Paragliding Enables Him To Take Wing -- Sport `Frees' Bellevue Man Of Cerebral Palsy

ISSAQUAH - Michael Miller never met his mother. She died 15 minutes before his birth.

Eight months pregnant, Miller's mother was killed in a traffic accident that deprived him of his parent and precious oxygen to his brain.

Miller survived those minutes to be born with cerebral palsy on Oct. 20, 1960. He learned to feed and dress himself, to walk and to talk. He was lucky, considering the trauma of his birth. But for most of his life, Miller thought he was a prisoner in his own body.

Today, he regularly steps off Tiger Mountain, 1,650 feet high, and glides outside Issaquah with his "little wing of freedom," as he calls it. He is one of about 2,800 paragliders in the country and the first in the sport with cerebral palsy, according to the U.S. Hang Gliding Association.

Floating over the treetops, he is alone with Lake Sammamish and treated to God's view, he said. "I know in my heart that it was not just luck that allowed me to survive and experience such winged freedom," he wrote in his journal after his first solo flight. "Not only did I survive this adventure, I feel exhilarated and inspired about my abilities to do so much more in life."

Natural exhilaration is new to Miller.

Growing up without a mother or father, Miller moved from foster home to foster home until he was 7. Angry and awkward, he resisted the loving couple who eventually raised him, he said. Miller took his first drink at 14.

"It warmed me in a way that I wanted to feel for the rest of my life," he said. "For the first time in my life, I felt no anger, pain or frustration. It was an instant escape from reality, a way out from the way I was to a feeling of euphoria."

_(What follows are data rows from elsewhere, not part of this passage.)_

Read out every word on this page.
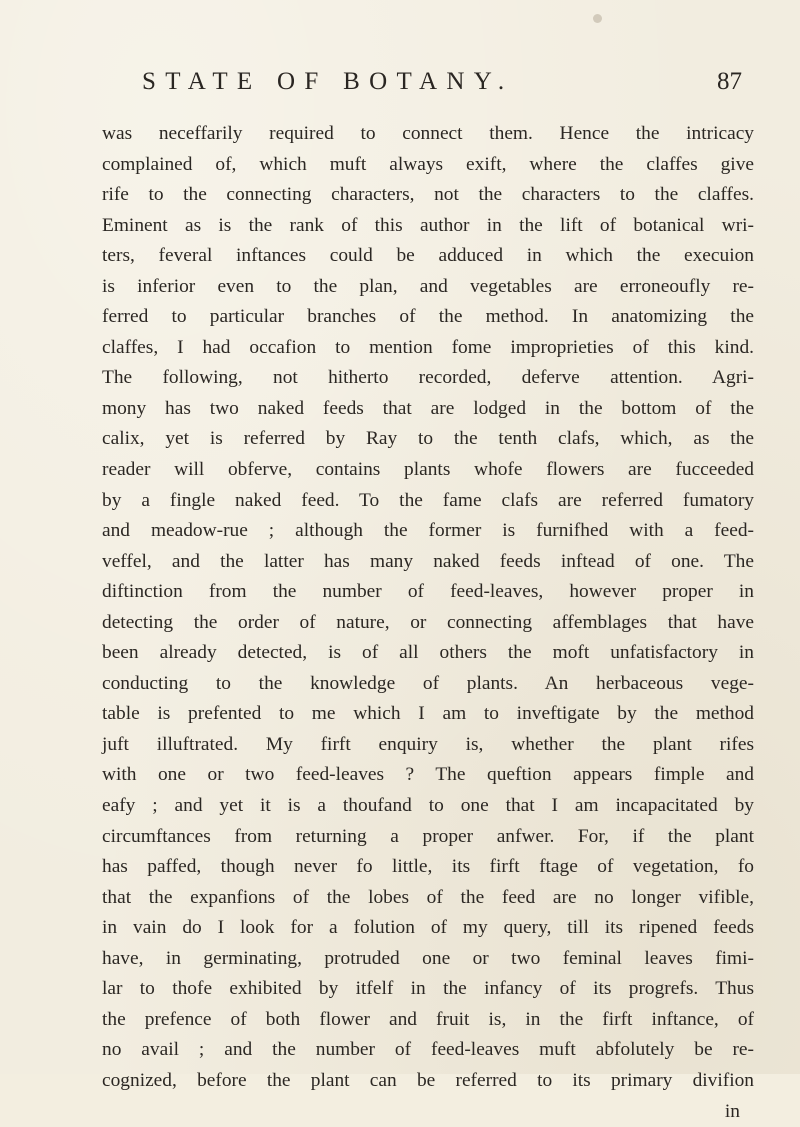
STATE OF BOTANY.	87
was neceffarily required to connect them. Hence the intricacy
complained of, which muft always exift, where the claffes give
rife to the connecting characters, not the characters to the claffes.
Eminent as is the rank of this author in the lift of botanical wri-
ters, feveral inftances could be adduced in which the execuion
is inferior even to the plan, and vegetables are erroneoufly re-
ferred to particular branches of the method. In anatomizing the
claffes, I had occafion to mention fome improprieties of this kind.
The following, not hitherto recorded, deferve attention. Agri-
mony has two naked feeds that are lodged in the bottom of the
calix, yet is referred by Ray to the tenth clafs, which, as the
reader will obferve, contains plants whofe flowers are fucceeded
by a fingle naked feed. To the fame clafs are referred fumatory
and meadow-rue ; although the former is furnifhed with a feed-
veffel, and the latter has many naked feeds inftead of one. The
diftinction from the number of feed-leaves, however proper in
detecting the order of nature, or connecting affemblages that have
been already detected, is of all others the moft unfatisfactory in
conducting to the knowledge of plants. An herbaceous vege-
table is prefented to me which I am to inveftigate by the method
juft illuftrated. My firft enquiry is, whether the plant rifes
with one or two feed-leaves ? The queftion appears fimple and
eafy ; and yet it is a thoufand to one that I am incapacitated by
circumftances from returning a proper anfwer. For, if the plant
has paffed, though never fo little, its firft ftage of vegetation, fo
that the expanfions of the lobes of the feed are no longer vifible,
in vain do I look for a folution of my query, till its ripened feeds
have, in germinating, protruded one or two feminal leaves fimi-
lar to thofe exhibited by itfelf in the infancy of its progrefs. Thus
the prefence of both flower and fruit is, in the firft inftance, of
no avail ; and the number of feed-leaves muft abfolutely be re-
cognized, before the plant can be referred to its primary divifion
in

Miller was the only disabled student in his school and would do anything to be accepted, even if it meant causing trouble, he said. His drinking continued, and his tolerance grew. He began combining marijuana, cocaine, Valium and hashish. Miller said his addictions sent him drifting across the United States and eventually to Seattle, where he took shelter beneath the Alaskan Way Viaduct in 1989.

At 29, Miller was broken down and tired of fighting himself. He remembers praying for the first time while living under the viaduct: "God help me. You either strike me dead or change me," he said of his prayer. "All I had were the clothes on my back and the desire to change my life."

That was six years ago.

Miller has been sober and has held the same full-time job - caring for severely disabled people - for five years. He has an apartment in Bellevue and is proud to say he accepts no government assistance. Last spring he began pursuing his dream of paragliding.

He had wanted to paraglide since the day he saw the sport, which is similar to hang gliding, on ESPN. Daily, he would drive out to Tiger Mountain to watch paragliders floating down the hill, descending about 300 feet per minute.

"It (paragliding) is really easy to learn, but it's very difficult to master," said Fred Stockwell of Oregon, publisher of Paragliding magazine, who knows of only one other disabled paraglider in the country. "It can be like being a sailor on a ship and not understanding the weather. (The) ground is very hard, and anything could go wrong."

Miller knew the danger. Paragliding instructor Mark Chirico of Redmond praises Miller for his determination and persistence. He and Miller took seven or eight tandem flights with Chirico handling the controls, but Miller wanted to go alone.

"Everybody was nervous, including Michael," Chirico said of Miller's first solo flight this summer. Chirico has taught thousands to paraglide and had agreed to take Miller on as a student for free, lending him equipment. After months of practice on the ground, Miller launched from Tiger Mountain, his hands tied to controls to ensure he did not let go.

"When I'm by myself, everything's up to me and you can't make any mistakes," Miller said. "I'm still nervous every time I launch, and I think that's normal. It's not normal to step off a mountain."

His traumatic birth, Miller agrees, was a fitting prelude to his stormy, remarkable life. "I got everything turned around," he said. "I love my life today. . . . There is nobody I would rather be than me."